To handle both traffic profiles simultaneously, here are two specific engineering challenges Vertex AI solved using GKE Inference Gateway.
1. Tuning multi-objective load balancing
A standard round-robin load balancer doesn’t know which GPU holds the cached KV pairs for a specific prompt. This is particularly inefficient for ‘context-heavy’ workloads, where a cache miss means re-processing massive inputs from scratch. However, routing strictly for cache affinity can be dangerous; if everyone requests the same popular document, you create a node that gets overwhelmed while others sit idle.
The solution: Multi-objective tuning in GKE Inference Gateway uses a configurable scorer that balances conflicting signals. During the rollout of their new chat model, we here on the Vertex team tuned the weights for prefix:queue:kv-utilization.
By shifting the ratio from a default 3:3:2 to 3:5:2 (prioritizing queue depth slightly higher), we forced the scheduler to bypass “hot” nodes even if they had a cache hit. This configuration change immediately smoothed out traffic distribution while maintaining the high efficiency—doubling our prefix cache hit rate from 35% to 70%.
2. Managing queue depth for bursty traffic
Inference platforms often struggle with variable load, especially from sudden concurrent bursts. Without protection, these requests can saturate a model server, leading to resource contention that affects everyone in the queue.
The solution: Instead of letting these requests hit the model server directly, GKE Inference Gateway enforces admission control at the ingress layer. By managing the queue upstream, the system ensures that individual pods are never resource-starved.

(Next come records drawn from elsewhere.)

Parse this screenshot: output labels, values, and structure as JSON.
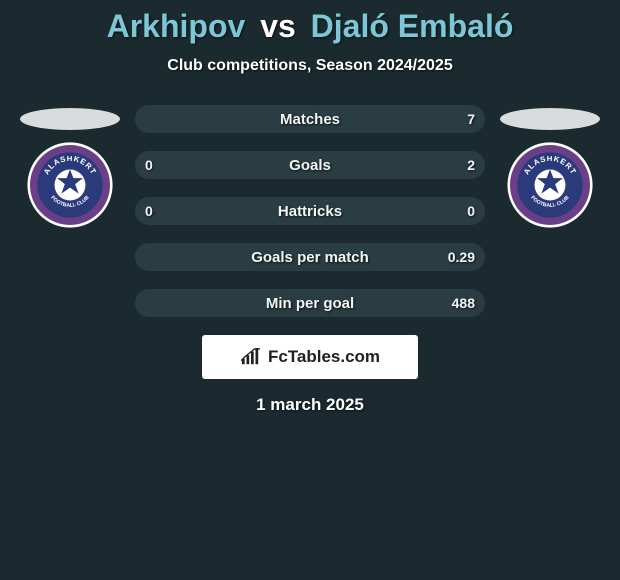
{
  "colors": {
    "background": "#1a2a2e",
    "accent": "#7cc6d6",
    "text": "#ffffff",
    "bar_track": "#2a3d42",
    "badge_purple": "#6b3f87",
    "badge_blue": "#2b3a7a",
    "badge_white": "#ffffff",
    "ellipse": "#d8dcdc",
    "brand_box": "#ffffff",
    "brand_text": "#212121"
  },
  "header": {
    "player1": "Arkhipov",
    "vs": "vs",
    "player2": "Djaló Embaló",
    "subtitle": "Club competitions, Season 2024/2025"
  },
  "clubs": {
    "left_name": "ALASHKERT",
    "right_name": "ALASHKERT",
    "left_sub": "FOOTBALL CLUB",
    "right_sub": "FOOTBALL CLUB"
  },
  "stats": [
    {
      "label": "Matches",
      "left_value": "",
      "right_value": "7",
      "fill_left_pct": 0,
      "fill_right_pct": 100,
      "fill_left_color": "#7cc6d6",
      "fill_right_color": "#2a3d42"
    },
    {
      "label": "Goals",
      "left_value": "0",
      "right_value": "2",
      "fill_left_pct": 0,
      "fill_right_pct": 100,
      "fill_left_color": "#7cc6d6",
      "fill_right_color": "#2a3d42"
    },
    {
      "label": "Hattricks",
      "left_value": "0",
      "right_value": "0",
      "fill_left_pct": 0,
      "fill_right_pct": 0,
      "fill_left_color": "#7cc6d6",
      "fill_right_color": "#2a3d42"
    },
    {
      "label": "Goals per match",
      "left_value": "",
      "right_value": "0.29",
      "fill_left_pct": 0,
      "fill_right_pct": 100,
      "fill_left_color": "#7cc6d6",
      "fill_right_color": "#2a3d42"
    },
    {
      "label": "Min per goal",
      "left_value": "",
      "right_value": "488",
      "fill_left_pct": 0,
      "fill_right_pct": 100,
      "fill_left_color": "#7cc6d6",
      "fill_right_color": "#2a3d42"
    }
  ],
  "branding": {
    "text": "FcTables.com"
  },
  "footer": {
    "date": "1 march 2025"
  }
}
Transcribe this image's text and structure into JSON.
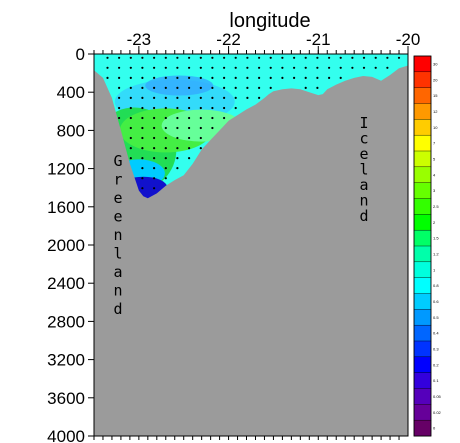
{
  "chart_data": {
    "type": "heatmap",
    "title": "",
    "xlabel": "longitude",
    "ylabel": "",
    "x_ticks": [
      "-23",
      "-22",
      "-21",
      "-20"
    ],
    "y_ticks": [
      "0",
      "400",
      "800",
      "1200",
      "1600",
      "2000",
      "2400",
      "2800",
      "3200",
      "3600",
      "4000"
    ],
    "xlim": [
      -23.5,
      -20.0
    ],
    "ylim": [
      0,
      4000
    ],
    "y_inverted": true,
    "bathymetry": {
      "lon": [
        -23.5,
        -23.4,
        -23.3,
        -23.2,
        -23.1,
        -23.0,
        -22.95,
        -22.9,
        -22.8,
        -22.7,
        -22.6,
        -22.5,
        -22.4,
        -22.3,
        -22.2,
        -22.1,
        -22.0,
        -21.9,
        -21.8,
        -21.7,
        -21.6,
        -21.55,
        -21.5,
        -21.4,
        -21.3,
        -21.2,
        -21.1,
        -21.0,
        -20.95,
        -20.9,
        -20.8,
        -20.7,
        -20.6,
        -20.5,
        -20.4,
        -20.3,
        -20.2,
        -20.1,
        -20.0
      ],
      "depth": [
        170,
        250,
        460,
        800,
        1150,
        1430,
        1490,
        1510,
        1460,
        1380,
        1320,
        1270,
        1150,
        1000,
        900,
        800,
        700,
        640,
        580,
        530,
        460,
        420,
        390,
        370,
        360,
        370,
        400,
        430,
        420,
        370,
        320,
        280,
        250,
        230,
        240,
        280,
        220,
        150,
        120
      ]
    },
    "colorbar": {
      "colors": [
        "#ff0000",
        "#ff3300",
        "#ff6600",
        "#ff9900",
        "#ffcc00",
        "#ffff00",
        "#ccff00",
        "#99ff00",
        "#66ff00",
        "#33ff00",
        "#00ff00",
        "#00ff66",
        "#00ffaa",
        "#00ffdd",
        "#00ffff",
        "#00ccff",
        "#0099ff",
        "#0066ff",
        "#0033ff",
        "#0000ff",
        "#3300dd",
        "#5500bb",
        "#660099",
        "#660066"
      ],
      "labels": [
        "30",
        "20",
        "15",
        "12",
        "10",
        "7",
        "5",
        "4",
        "3",
        "2.5",
        "2",
        "1.5",
        "1.2",
        "1",
        "0.8",
        "0.6",
        "0.5",
        "0.4",
        "0.3",
        "0.2",
        "0.1",
        "0.05",
        "0.02",
        "0"
      ]
    },
    "land_labels": {
      "greenland": [
        "G",
        "r",
        "e",
        "e",
        "n",
        "l",
        "a",
        "n",
        "d"
      ],
      "iceland": [
        "I",
        "c",
        "e",
        "l",
        "a",
        "n",
        "d"
      ]
    },
    "colors": {
      "land": "#9b9b9b",
      "surface": "#33ffee",
      "mid": "#33eedd",
      "deep_green": "#22dd55",
      "deep_blue": "#1111cc"
    }
  }
}
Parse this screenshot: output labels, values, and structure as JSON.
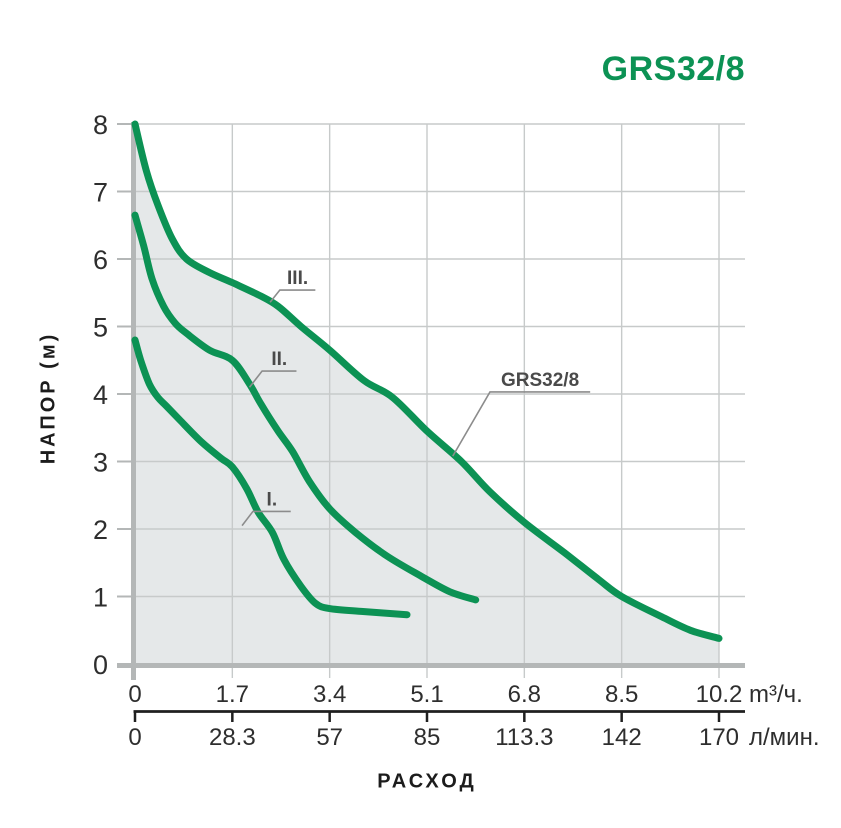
{
  "title": "GRS32/8",
  "colors": {
    "accent_green": "#0c9254",
    "curve_green": "#0c9254",
    "area_fill": "#e5e8e9",
    "gridline": "#c7caca",
    "axis_gray": "#b4b7b7",
    "secondary_axis_black": "#1f1f1f",
    "tick_text": "#2e2e2e",
    "annotation_text": "#4a4a4a",
    "leader_line": "#8c8c8c"
  },
  "chart_data": {
    "type": "line",
    "title": "GRS32/8",
    "xlabel": "РАСХОД",
    "ylabel": "НАПОР (м)",
    "xlim": [
      0,
      10.2
    ],
    "ylim": [
      0,
      8
    ],
    "grid": true,
    "x_ticks": [
      {
        "v": 0,
        "m3h": "0",
        "lmin": "0"
      },
      {
        "v": 1.7,
        "m3h": "1.7",
        "lmin": "28.3"
      },
      {
        "v": 3.4,
        "m3h": "3.4",
        "lmin": "57"
      },
      {
        "v": 5.1,
        "m3h": "5.1",
        "lmin": "85"
      },
      {
        "v": 6.8,
        "m3h": "6.8",
        "lmin": "113.3"
      },
      {
        "v": 8.5,
        "m3h": "8.5",
        "lmin": "142"
      },
      {
        "v": 10.2,
        "m3h": "10.2",
        "lmin": "170"
      }
    ],
    "x_units": {
      "m3h": "m³/ч.",
      "lmin": "л/мин."
    },
    "y_ticks": [
      "0",
      "1",
      "2",
      "3",
      "4",
      "5",
      "6",
      "7",
      "8"
    ],
    "series": [
      {
        "name": "I.",
        "filled": false,
        "points": [
          [
            0,
            4.8
          ],
          [
            0.1,
            4.5
          ],
          [
            0.25,
            4.15
          ],
          [
            0.4,
            3.95
          ],
          [
            0.55,
            3.82
          ],
          [
            0.8,
            3.6
          ],
          [
            1.15,
            3.3
          ],
          [
            1.5,
            3.05
          ],
          [
            1.7,
            2.92
          ],
          [
            1.95,
            2.6
          ],
          [
            2.15,
            2.25
          ],
          [
            2.4,
            1.95
          ],
          [
            2.6,
            1.55
          ],
          [
            2.9,
            1.15
          ],
          [
            3.15,
            0.9
          ],
          [
            3.4,
            0.82
          ],
          [
            3.95,
            0.78
          ],
          [
            4.75,
            0.73
          ]
        ]
      },
      {
        "name": "II.",
        "filled": false,
        "points": [
          [
            0,
            6.65
          ],
          [
            0.15,
            6.2
          ],
          [
            0.3,
            5.7
          ],
          [
            0.5,
            5.3
          ],
          [
            0.7,
            5.05
          ],
          [
            0.9,
            4.9
          ],
          [
            1.3,
            4.65
          ],
          [
            1.7,
            4.5
          ],
          [
            2.0,
            4.15
          ],
          [
            2.2,
            3.85
          ],
          [
            2.5,
            3.45
          ],
          [
            2.75,
            3.15
          ],
          [
            3.05,
            2.7
          ],
          [
            3.4,
            2.3
          ],
          [
            3.85,
            1.95
          ],
          [
            4.4,
            1.6
          ],
          [
            5.0,
            1.3
          ],
          [
            5.5,
            1.07
          ],
          [
            5.95,
            0.95
          ]
        ]
      },
      {
        "name": "III.",
        "filled": true,
        "points": [
          [
            0,
            8.0
          ],
          [
            0.2,
            7.3
          ],
          [
            0.4,
            6.8
          ],
          [
            0.65,
            6.3
          ],
          [
            0.9,
            6.0
          ],
          [
            1.3,
            5.8
          ],
          [
            1.7,
            5.65
          ],
          [
            2.2,
            5.45
          ],
          [
            2.5,
            5.3
          ],
          [
            2.9,
            5.0
          ],
          [
            3.4,
            4.65
          ],
          [
            4.0,
            4.2
          ],
          [
            4.5,
            3.95
          ],
          [
            5.1,
            3.45
          ],
          [
            5.7,
            3.0
          ],
          [
            6.2,
            2.55
          ],
          [
            6.8,
            2.1
          ],
          [
            7.5,
            1.65
          ],
          [
            8.1,
            1.25
          ],
          [
            8.5,
            1.0
          ],
          [
            9.2,
            0.7
          ],
          [
            9.7,
            0.5
          ],
          [
            10.2,
            0.38
          ]
        ]
      }
    ],
    "annotations": [
      {
        "text": "I.",
        "attach": [
          1.87,
          2.05
        ],
        "underline": [
          [
            2.06,
            2.26
          ],
          [
            2.72,
            2.26
          ]
        ]
      },
      {
        "text": "II.",
        "attach": [
          2.0,
          4.1
        ],
        "underline": [
          [
            2.22,
            4.34
          ],
          [
            2.82,
            4.34
          ]
        ]
      },
      {
        "text": "III.",
        "attach": [
          2.36,
          5.36
        ],
        "underline": [
          [
            2.53,
            5.54
          ],
          [
            3.15,
            5.54
          ]
        ]
      },
      {
        "text": "GRS32/8",
        "attach": [
          5.55,
          3.08
        ],
        "underline": [
          [
            6.2,
            4.03
          ],
          [
            7.95,
            4.03
          ]
        ]
      }
    ],
    "legend_position": "none"
  }
}
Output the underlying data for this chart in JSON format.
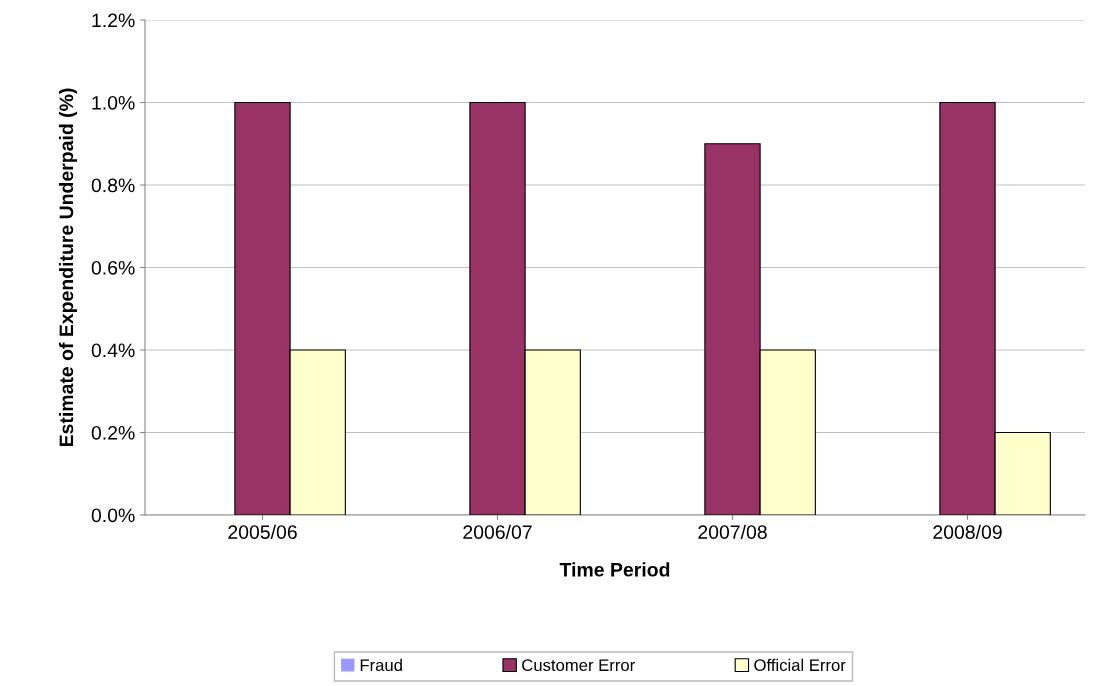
{
  "chart_data": {
    "type": "bar",
    "xlabel": "Time Period",
    "ylabel": "Estimate of Expenditure Underpaid (%)",
    "categories": [
      "2005/06",
      "2006/07",
      "2007/08",
      "2008/09"
    ],
    "series": [
      {
        "name": "Fraud",
        "color": "#9999ff",
        "values": [
          0.0,
          0.0,
          0.0,
          0.0
        ]
      },
      {
        "name": "Customer Error",
        "color": "#993366",
        "values": [
          1.0,
          1.0,
          0.9,
          1.0
        ]
      },
      {
        "name": "Official Error",
        "color": "#ffffcc",
        "values": [
          0.4,
          0.4,
          0.4,
          0.2
        ]
      }
    ],
    "ylim": [
      0,
      1.2
    ],
    "yticks": [
      {
        "value": 0,
        "label": "0.0%"
      },
      {
        "value": 0.2,
        "label": "0.2%"
      },
      {
        "value": 0.4,
        "label": "0.4%"
      },
      {
        "value": 0.6,
        "label": "0.6%"
      },
      {
        "value": 0.8,
        "label": "0.8%"
      },
      {
        "value": 1.0,
        "label": "1.0%"
      },
      {
        "value": 1.2,
        "label": "1.2%"
      }
    ],
    "grid": "y",
    "legend": "bottom"
  }
}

The data proves the value: while median latency remained stable, the P95 latency improvement of 52% shows that the gateway successfully absorbed the variance that typically plagues AI applications during heavy load.
What this means for platform builders
Here’s our lesson: you don’t need to reinvent the scheduler.
Instead of maintaining custom infrastructure, you can use the GKE Inference Gateway. This gives you access to a scheduler proven by Google’s own internal workloads, ensuring you have robust protection against saturation without the maintenance overhead.